Government “Efficiency”

I’m rather troubled to read about Governor Hochul’s interest in government efficiency. While the article in today’s Times Union notes that the Governor’s office has gone to some lengths to try and contrast her proposed program to the President’s destructive (and illegal) efforts, she’s hardly earned much public trust on this front. It’s only been a few years since she somehow found $600 million to fund a new stadium for New York’s only NFL team—hardly something you’d suggest if you were interested in avoiding the waste of citizens’ money.

I’m also always cautious any time someone says something that attempts to frame government as a business. There’s often public good in assuming some cost that wouldn’t make sense for a business. Having skilled engineers, architects, and scientists on the public payroll for example will often improve the level of scholarship, leading to gains many years down the road. While those gains wouldn’t be something that could be realized by a business, they will acrue to the public and are a very appropriate way for the government to invest public money. Public health is aslo a great example of a way government can invest in the community that wouldn’t make sense for a business. Public education is yet another example.

We shouldn’t shy away from having a large government workforce, especially if those civil servants are highly skilled and work hard for the public good.

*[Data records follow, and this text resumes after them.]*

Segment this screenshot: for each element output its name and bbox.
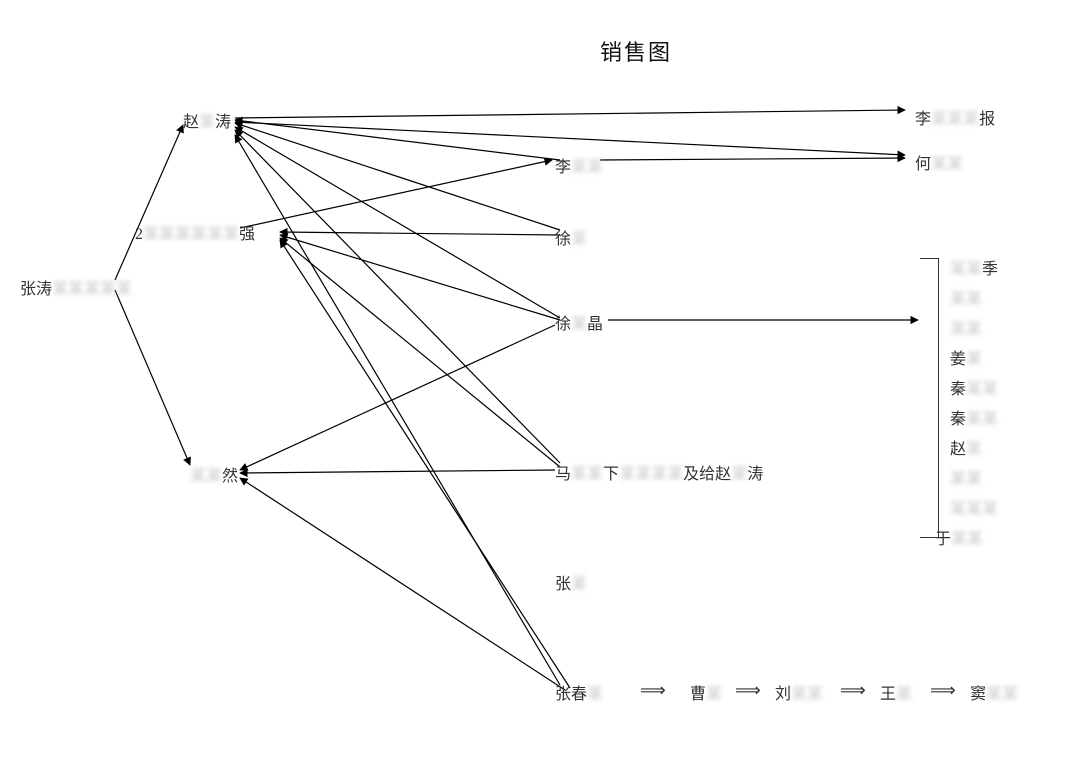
node-grp8: 某某 [950, 465, 982, 489]
edge [235, 130, 560, 463]
node-zhang_source: 张涛某某某某某 [20, 275, 132, 299]
edge [280, 240, 570, 688]
node-grp1: 某某季 [950, 255, 998, 279]
chain-arrow-icon: ⟹ [640, 680, 666, 701]
edge [240, 325, 555, 470]
node-chain3: 刘某某 [775, 680, 823, 704]
node-zhang_chun: 张春某 [555, 680, 603, 704]
node-chain2: 曹某 [690, 680, 722, 704]
node-xu_jing: 徐某晶 [555, 310, 603, 334]
node-n2019: 2某某某某某某强 [135, 220, 255, 244]
node-zhang_x: 张某 [555, 570, 587, 594]
node-grp9: 某某某 [950, 495, 998, 519]
node-grp3: 某某 [950, 315, 982, 339]
edge [235, 123, 560, 230]
node-song: 某某然 [190, 462, 238, 486]
chain-arrow-icon: ⟹ [930, 680, 956, 701]
node-grp10: 于某某 [935, 525, 983, 549]
node-grp2: 某某 [950, 285, 982, 309]
node-chain4: 王某 [880, 680, 912, 704]
diagram-canvas: { "title": {"text":"销售图","x":600,"y":35,… [0, 0, 1080, 780]
node-li_report: 李某某某报 [915, 105, 995, 129]
node-grp4: 姜某 [950, 345, 982, 369]
edge [240, 478, 565, 690]
edge [240, 160, 552, 228]
node-grp7: 赵某 [950, 435, 982, 459]
edge [240, 470, 555, 473]
edge [235, 122, 905, 155]
edge [115, 290, 190, 465]
node-xu1: 徐某 [555, 225, 587, 249]
edge [280, 232, 560, 235]
diagram-title: 销售图 [600, 35, 672, 67]
edge [235, 127, 560, 318]
chain-arrow-icon: ⟹ [735, 680, 761, 701]
edge [280, 238, 560, 467]
edge [235, 135, 560, 685]
node-chain5: 窦某某 [970, 680, 1018, 704]
edge [235, 120, 560, 160]
edge [235, 110, 905, 118]
edge [280, 235, 560, 320]
edge [115, 125, 183, 280]
group-bracket [920, 258, 939, 538]
node-he: 何某某 [915, 150, 963, 174]
node-zhao_tao: 赵某涛 [183, 108, 231, 132]
node-li_top: 李某某 [555, 153, 603, 177]
node-grp5: 秦某某 [950, 375, 998, 399]
node-ma_long: 马某某下某某某某及给赵某涛 [555, 460, 763, 484]
edge [600, 158, 905, 160]
node-grp6: 秦某某 [950, 405, 998, 429]
chain-arrow-icon: ⟹ [840, 680, 866, 701]
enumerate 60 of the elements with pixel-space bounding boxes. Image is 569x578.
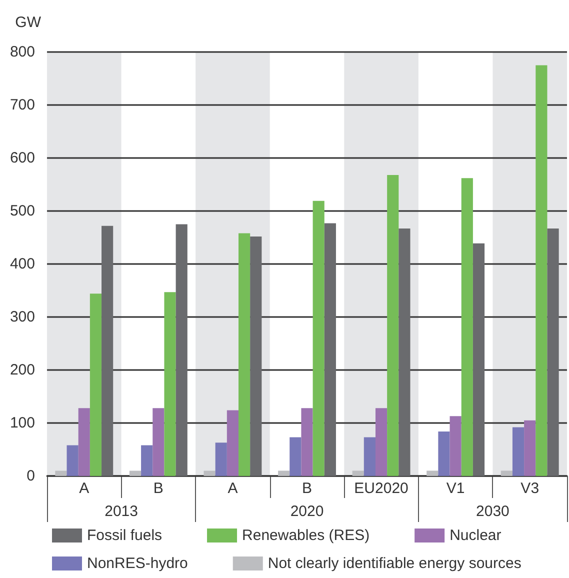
text: 2013 [104,503,138,520]
x-tick-label: V3 [520,480,540,497]
bar [426,470,438,476]
bar [215,442,227,476]
y-tick-label: 100 [10,414,35,432]
bar [90,294,102,476]
y-tick-label: 300 [10,308,35,326]
bar [238,233,250,476]
x-tick-label: B [302,480,312,497]
bar [547,228,559,476]
y-tick-label: 700 [10,96,35,114]
y-axis-title: GW [15,14,42,31]
bar [364,437,376,476]
bar [301,408,313,476]
x-tick-label: B [153,480,164,497]
bar [536,65,548,476]
y-tick-label: 400 [10,256,35,272]
x-tick-label: A [228,480,238,497]
bar [387,174,399,476]
bar [450,416,462,476]
legend-label: NonRES-hydro [87,555,188,572]
bar [375,408,388,476]
bar [472,243,485,476]
legend-label: Fossil fuels [87,527,162,544]
bar [164,292,176,476]
text: 2030 [476,503,510,520]
legend-label: Nuclear [450,527,502,544]
bar [398,228,410,476]
y-tick-label: 600 [10,150,35,166]
bar [324,223,336,476]
bar [55,470,67,476]
bar [204,470,216,476]
bar [250,236,262,476]
x-tick-label: A [79,480,90,497]
bar [524,420,536,476]
bar [129,470,142,476]
y-tick-label: 200 [10,362,35,378]
bar [312,200,324,476]
bar [352,470,364,476]
bar [78,408,90,476]
bar [102,226,114,476]
y-tick-label: 800 [10,44,35,60]
bar [512,427,524,476]
bar [226,410,239,476]
bar [500,470,512,476]
bar [152,408,164,476]
bar [176,224,188,476]
text: 2020 [290,503,324,520]
legend-label: Renewables (RES) [242,527,370,544]
bar [290,437,302,476]
x-tick-label: EU2020 [354,480,408,497]
x-tick-label: V1 [446,480,465,497]
bar [438,431,450,476]
bar [278,470,290,476]
legend-label: Not clearly identifiable energy sources [268,555,522,572]
bar [141,445,153,476]
y-tick-label: 0 [26,468,35,484]
y-tick-label: 500 [10,202,35,220]
bar [461,178,473,476]
bar [66,445,78,476]
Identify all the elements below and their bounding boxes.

That being said, there are numerous ways in which New York’s bureaucracy doesn’t really seem to be working for New Yorkers. The question that coverage of the issue, and political discussion about it, seems to be avoiding is whether it’s really the bureaucracy that’s to blame. So many of New York’s laws seem more focused on protecting certain businesses or industries (why can’t we buy wine in a grocery store?) rather than improving the quality of life or the resiliency of our communities. And of course, having a large government workforce isn’t an inherent good, any more than it’s an inherent bad. Sometimes, reducing a particular element of the state workforce is a good thing (like closing prisons as we reduce the number of our fellow citizens we incarcerate—something we ought to be actively trying to do.)

If the governor really wants to reduce the cost of living here, or streamline New York government, maybe looking at what the government does would be a better place to start than a quest for “efficiency” in how it does it.